Issue
I have a movie dataset that contains a column that lists the movie’s genre as such:
title genres
t1 ['Drama', 'Science Fiction', 'War']
t2 ['Action', 'Crime']
I want to encode them to be:
title Drama Science Fiction War Action Crime
t1 1 1 1 0 0
t2 0 0 0 1 1
I have tried MultiLabelBinarizer, but the output came out to be:
, A D F S W a c d e i m n o r t u v
0 1 1 1 0 1 1 0 0 1 1 1 1 0 1 1 1 1 1 1
1 1 1 0 1 1 1 1 1 1 0 1 1 1 1 1 1 1 0 0
How can I solve this problem? Is there another way for me to achieve this?

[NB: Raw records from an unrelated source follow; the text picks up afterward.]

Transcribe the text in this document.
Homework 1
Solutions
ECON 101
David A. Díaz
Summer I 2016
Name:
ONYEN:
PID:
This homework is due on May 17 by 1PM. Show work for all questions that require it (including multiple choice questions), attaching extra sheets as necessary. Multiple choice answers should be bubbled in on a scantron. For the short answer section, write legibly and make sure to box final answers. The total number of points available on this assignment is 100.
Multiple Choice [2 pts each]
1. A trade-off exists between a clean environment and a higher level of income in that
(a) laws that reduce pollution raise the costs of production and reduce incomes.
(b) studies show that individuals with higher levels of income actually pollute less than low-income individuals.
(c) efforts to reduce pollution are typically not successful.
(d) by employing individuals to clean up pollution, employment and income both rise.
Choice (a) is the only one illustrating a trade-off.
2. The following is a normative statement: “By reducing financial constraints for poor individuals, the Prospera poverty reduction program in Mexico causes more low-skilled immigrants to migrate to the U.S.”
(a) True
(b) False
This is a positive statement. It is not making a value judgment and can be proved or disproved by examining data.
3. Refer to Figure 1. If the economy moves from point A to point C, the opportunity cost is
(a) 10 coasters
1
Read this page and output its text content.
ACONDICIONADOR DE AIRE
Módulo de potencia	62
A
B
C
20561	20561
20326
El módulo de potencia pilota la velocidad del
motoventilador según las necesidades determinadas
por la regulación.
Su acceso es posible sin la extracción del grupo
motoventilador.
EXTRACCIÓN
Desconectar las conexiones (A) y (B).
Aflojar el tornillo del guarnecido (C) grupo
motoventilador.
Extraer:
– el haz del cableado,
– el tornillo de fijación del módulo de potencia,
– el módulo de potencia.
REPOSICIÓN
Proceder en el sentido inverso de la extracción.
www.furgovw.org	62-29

Any help would be greatly appreciated.
Solution
Considering this is your df:
title genres
0 t1 [Drama, Science Fiction, War]
1 t2 [Action, Crime]
You should do something like this:
# edit
# consider adding this line if your df.genre is a string of list
df.genres = df.genres.apply(lambda x: eval(x))
exploded_df = df.explode(column='genres')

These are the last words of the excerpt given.